Question

A solid sphere of mass \( m \) and radius \( r \) is allowed to roll without slipping from the highest point of an inclined plane of length \( L \) and makes an angle of \( 30^\circ \) with the horizontal. The speed of the particle at the bottom of the plane is \( v_1 \). If the angle of inclination is increased to \( 45^\circ \) while keeping \( L \) constant, the new speed of the sphere at the bottom of the plane is \( v_2 \). The ratio of \( v_1^2 : v_2^2 \) is:

• A. \( 1 : \sqrt{2} \)
• B. \( 1 : 3 \)
• C. \( 1 : 2 \)
• D. \( 1 : \sqrt{3} \)

Hint:

The speed of a rolling sphere is determined by the angle of inclination. The energy involved in pure rolling is partitioned between translational and rotational motion. The key idea is the relationship between the speed and the sine of the angle of inclination.

Answer 1

The Correct Option is A

To solve the problem of finding the ratio of the squares of the speeds \(v_1^2\) and \(v_2^2\), we need to analyze the dynamics of a rolling sphere on an inclined plane.

The speed at the bottom of the inclined plane results from the conversion of potential energy to kinetic energy. For a solid sphere rolling without slipping on an incline:

\(v = \sqrt{\frac{10gh}{7}}\) 

where \(g\) is the acceleration due to gravity, and \(h\) is the height of the incline.

The height \(h\) of the incline can be calculated using the length \(L\) and the angle of inclination \(\theta\):

\(h = L \sin \theta\)

So, the velocity at the bottom can be expressed as:

\(v = \sqrt{\frac{10gL \sin \theta}{7}}\)
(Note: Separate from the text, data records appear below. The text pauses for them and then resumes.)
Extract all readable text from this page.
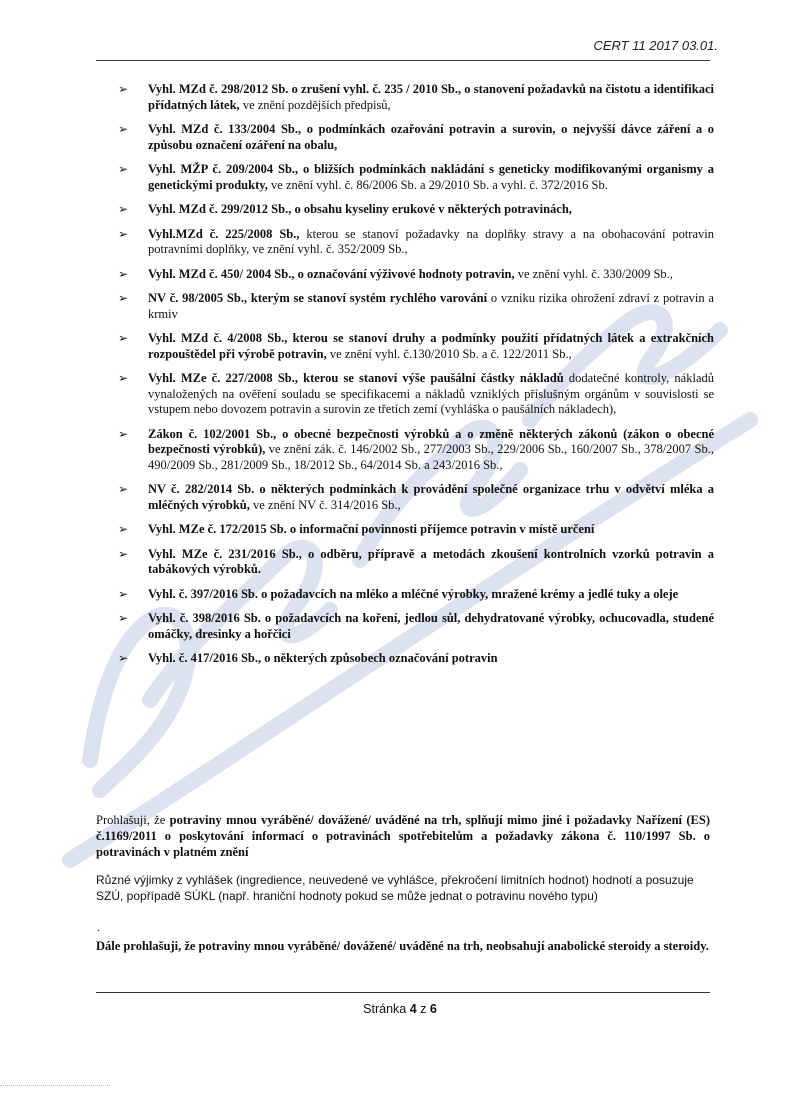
CERT 11 2017 03.01.
➢ Vyhl. MZd č. 298/2012 Sb. o zrušení vyhl. č. 235 / 2010 Sb., o stanovení požadavků na čistotu a identifikaci přídatných látek, ve znění pozdějších předpisů,
➢ Vyhl. MZd č. 133/2004 Sb., o podmínkách ozařování potravin a surovin, o nejvyšší dávce záření a o způsobu označení ozáření na obalu,
➢ Vyhl. MŽP č. 209/2004 Sb., o bližších podmínkách nakládání s geneticky modifikovanými organismy a genetickými produkty, ve znění vyhl. č. 86/2006 Sb. a 29/2010 Sb. a vyhl. č. 372/2016 Sb.
➢ Vyhl. MZd č. 299/2012 Sb., o obsahu kyseliny erukové v některých potravinách,
➢ Vyhl.MZd č. 225/2008 Sb., kterou se stanoví požadavky na doplňky stravy a na obohacování potravin potravními doplňky, ve znění vyhl. č. 352/2009 Sb.,
➢ Vyhl. MZd č. 450/ 2004 Sb., o označování výživové hodnoty potravin, ve znění vyhl. č. 330/2009 Sb.,
➢ NV č. 98/2005 Sb., kterým se stanoví systém rychlého varování o vzniku rizika ohrožení zdraví z potravin a krmiv
➢ Vyhl. MZd č. 4/2008 Sb., kterou se stanoví druhy a podmínky použití přídatných látek a extrakčních rozpouštědel při výrobě potravin, ve znění vyhl. č.130/2010 Sb. a č. 122/2011 Sb.,
➢ Vyhl. MZe č. 227/2008 Sb., kterou se stanoví výše paušální částky nákladů dodatečné kontroly, nákladů vynaložených na ověření souladu se specifikacemi a nákladů vzniklých příslušným orgánům v souvislosti se vstupem nebo dovozem potravin a surovin ze třetích zemí (vyhláška o paušálních nákladech),
➢ Zákon č. 102/2001 Sb., o obecné bezpečnosti výrobků a o změně některých zákonů (zákon o obecné bezpečnosti výrobků), ve znění zák. č. 146/2002 Sb., 277/2003 Sb., 229/2006 Sb., 160/2007 Sb., 378/2007 Sb., 490/2009 Sb., 281/2009 Sb., 18/2012 Sb., 64/2014 Sb. a 243/2016 Sb.,
➢ NV č. 282/2014 Sb. o některých podmínkách k provádění společné organizace trhu v odvětví mléka a mléčných výrobků, ve znění NV č. 314/2016 Sb.,
➢ Vyhl. MZe č. 172/2015 Sb. o informační povinnosti příjemce potravin v místě určení
➢ Vyhl. MZe č. 231/2016 Sb., o odběru, přípravě a metodách zkoušení kontrolních vzorků potravin a tabákových výrobků.
➢ Vyhl. č. 397/2016 Sb. o požadavcích na mléko a mléčné výrobky, mražené krémy a jedlé tuky a oleje
➢ Vyhl. č. 398/2016 Sb. o požadavcích na koření, jedlou sůl, dehydratované výrobky, ochucovadla, studené omáčky, dresinky a hořčici
➢ Vyhl. č. 417/2016 Sb., o některých způsobech označování potravin
Prohlašuji, že potraviny mnou vyráběné/ dovážené/ uváděné na trh, splňují mimo jiné i požadavky Nařízení (ES) č.1169/2011 o poskytování informací o potravinách spotřebitelům a požadavky zákona č. 110/1997 Sb. o potravinách v platném znění
Různé výjimky z vyhlášek (ingredience, neuvedené ve vyhlášce, překročení limitních hodnot) hodnotí a posuzuje SZÚ, popřípadě SÚKL (např. hraniční hodnoty pokud se může jednat o potravinu nového typu)
.
Dále prohlašuji, že potraviny mnou vyráběné/ dovážené/ uváděné na trh, neobsahují anabolické steroidy a steroidy.
Stránka 4 z 6
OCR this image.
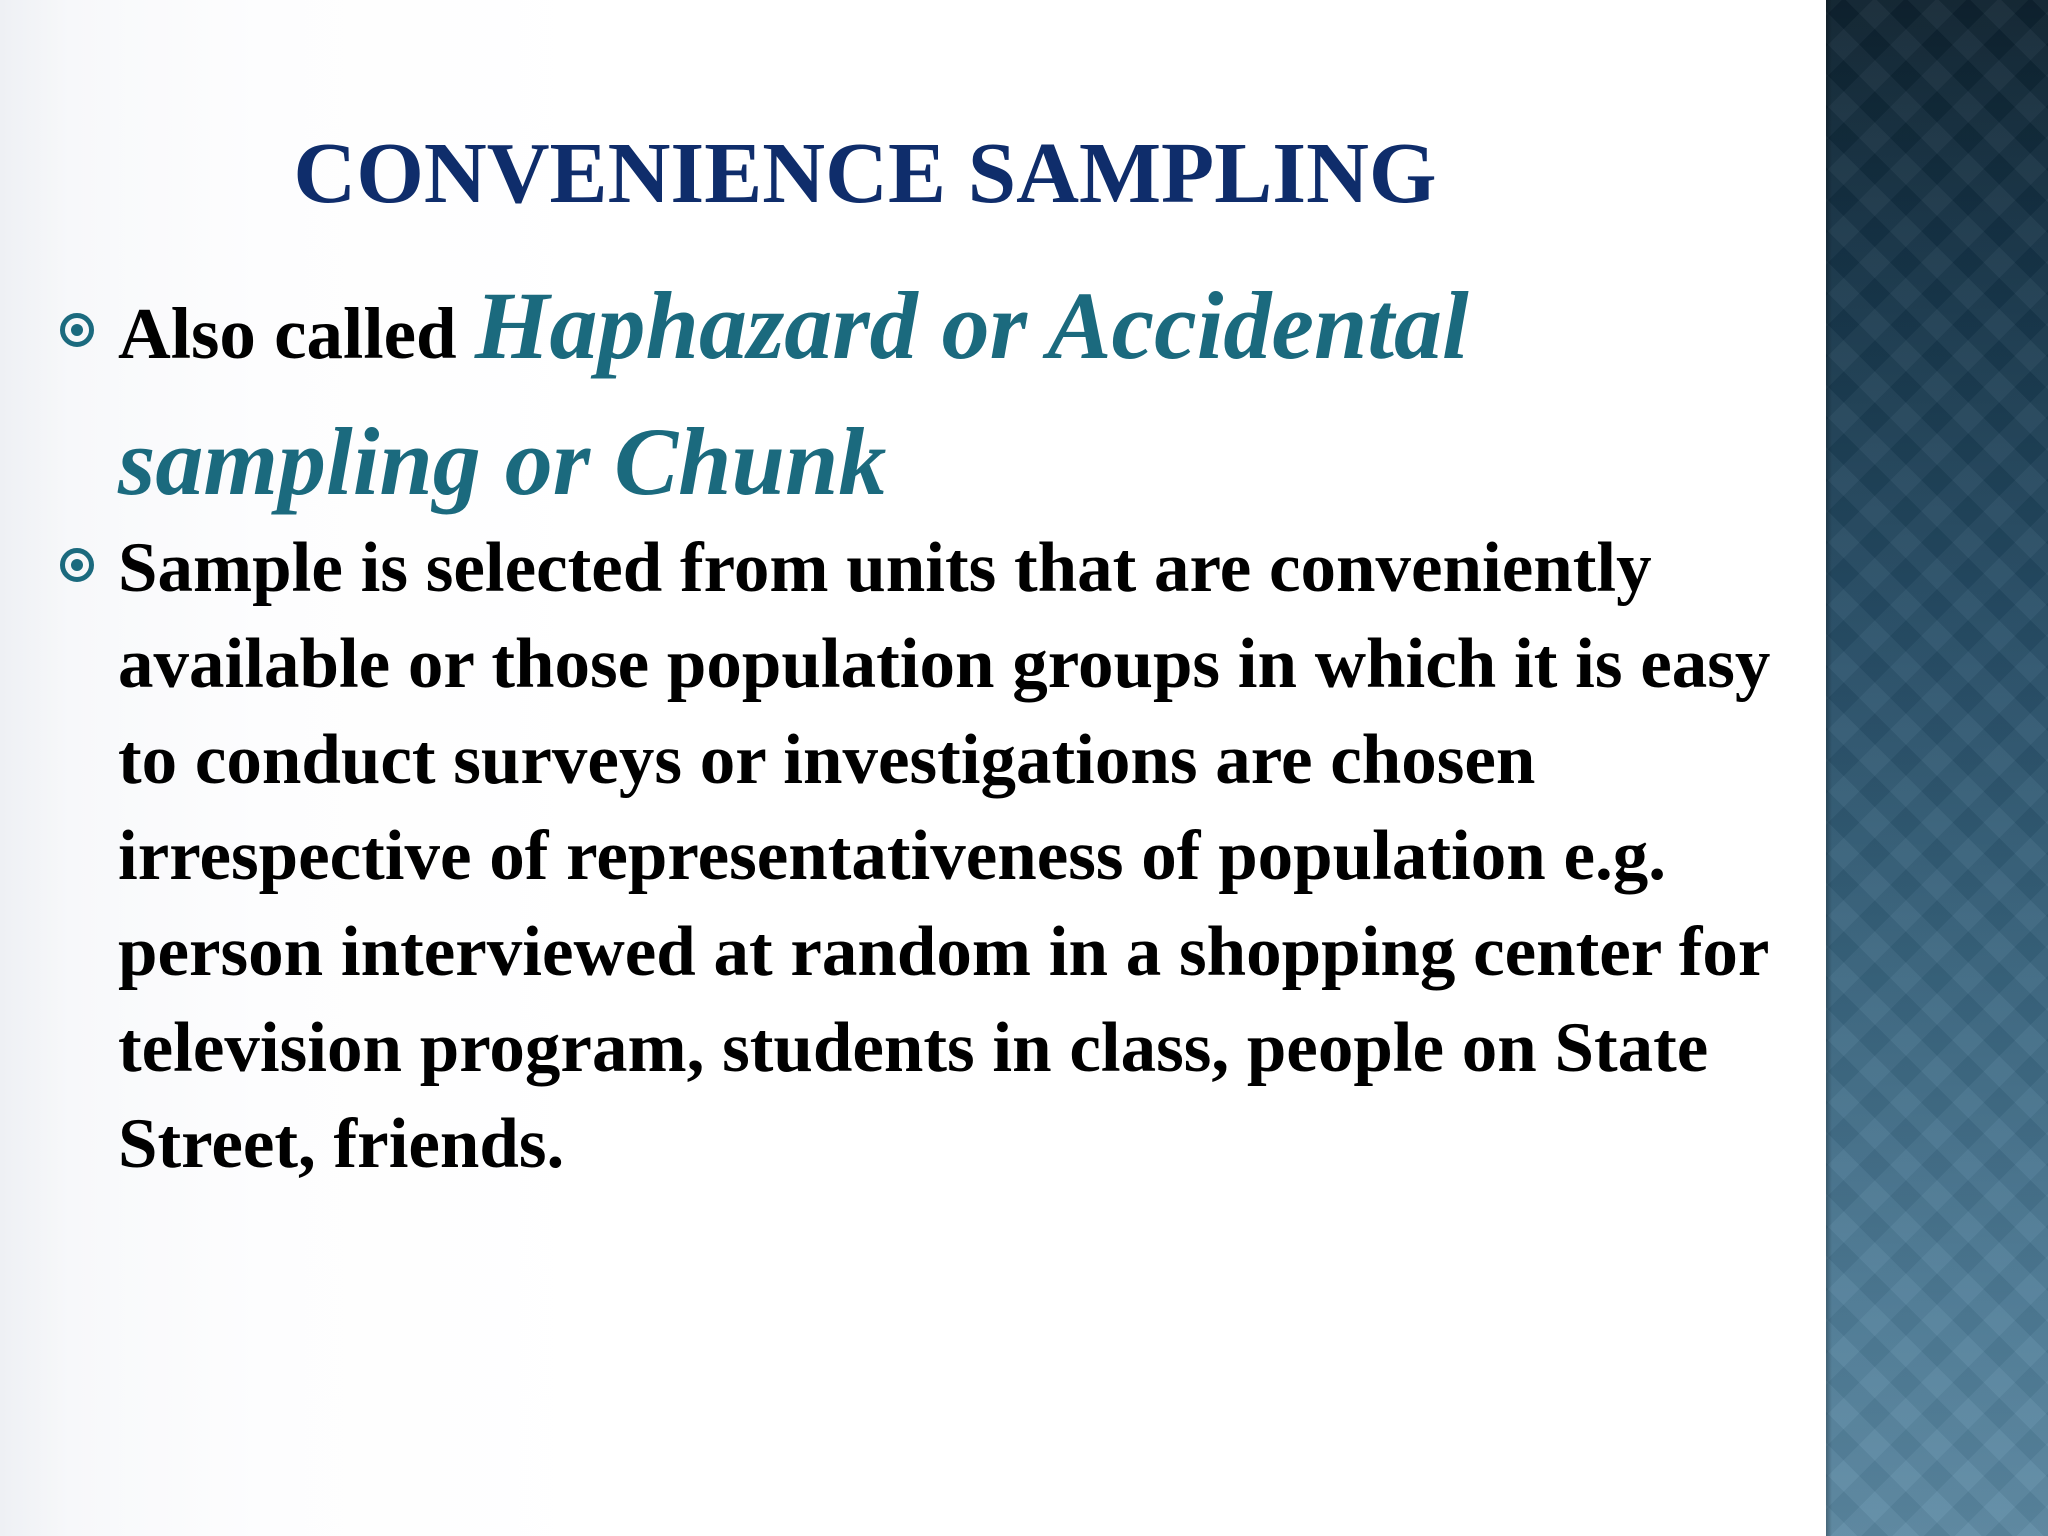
CONVENIENCE SAMPLING
Also called Haphazard or Accidental sampling or Chunk
Sample is selected from units that are conveniently available or those population groups in which it is easy to conduct surveys or investigations are chosen irrespective of representativeness of population e.g. person interviewed at random in a shopping center for television program, students in class, people on State Street, friends.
Let's consider the two scenarios:

• When the angle is \(30^\circ\), the speed \(v_1\) is: \(v_1 = \sqrt{\frac{10gL \sin 30^\circ}{7}}\) \(= \sqrt{\frac{10gL \times \frac{1}{2}}{7}}\) \(= \sqrt{\frac{5gL}{7}}\)
• When the angle is \(45^\circ\), the speed \(v_2\) is: \(v_2 = \sqrt{\frac{10gL \sin 45^\circ}{7}}\) \(= \sqrt{\frac{10gL \times \frac{\sqrt{2}}{2}}{7}}\) \(= \sqrt{\frac{5\sqrt{2}gL}{7}}\)

Now, to find the ratio \(v_1^2 : v_2^2\), calculate the squares of both expressions:

• \(v_1^2 = \frac{5gL}{7}\)
• \(v_2^2 = \frac{5\sqrt{2}gL}{7}\)

Therefore, the ratio is:

\(v_1^2 : v_2^2 = \frac{5gL/7}{5\sqrt{2}gL/7} = 1 : \sqrt{2}\)

This matches the given correct answer: \(1 : \sqrt{2}\). Thus, the correct option is \(1 : \sqrt{2}\).

Answer 2

To find the ratio of v₁² : v₂², we start by using the principles of energy conservation. When the sphere rolls down without slipping, both translational and rotational kinetic energies are involved.

Step 1: Calculate the speed when inclined at 30°.
The potential energy at the top is converted into translational and rotational kinetic energy at the bottom.
\( mgh = \frac{1}{2}mv^2 + \frac{1}{2}I\omega^2 \)
For a solid sphere, \( I = \frac{2}{5}mr^2 \) and \( \omega = \frac{v}{r} \).
Substitute these values:
\( mgh = \frac{1}{2}mv^2 + \frac{1}{2} \left( \frac{2}{5}mr^2 \right) \frac{v^2}{r^2} \)
\( mgh = \frac{1}{2}mv^2 + \frac{1}{5}mv^2 \)
\( mgh = \frac{7}{10}mv^2 \)
\( v^2 = \frac{10}{7}gh \)
For a plane inclined at 30°: \( h = L \sin(30^\circ) = \frac{L}{2} \)
\( v_1^2 = \frac{10}{7}g \cdot \frac{L}{2} = \frac{5}{7}gL \)

Step 2: Calculate the speed when inclined at 45°.
For an incline of 45°: \( h = L \sin(45^\circ) = \frac{\sqrt{2}}{2}L \)
\( v_2^2 = \frac{10}{7}g \cdot \frac{\sqrt{2}}{2}L = \frac{5\sqrt{2}}{7}gL \)

Step 3: Find the ratio of v₁² : v₂².
\( \frac{v_1^2}{v_2^2} = \frac{\frac{5}{7}gL}{\frac{5\sqrt{2}}{7}gL} = \frac{1}{\sqrt{2}} \)
Hence, the ratio is \( 1: \sqrt{2} \).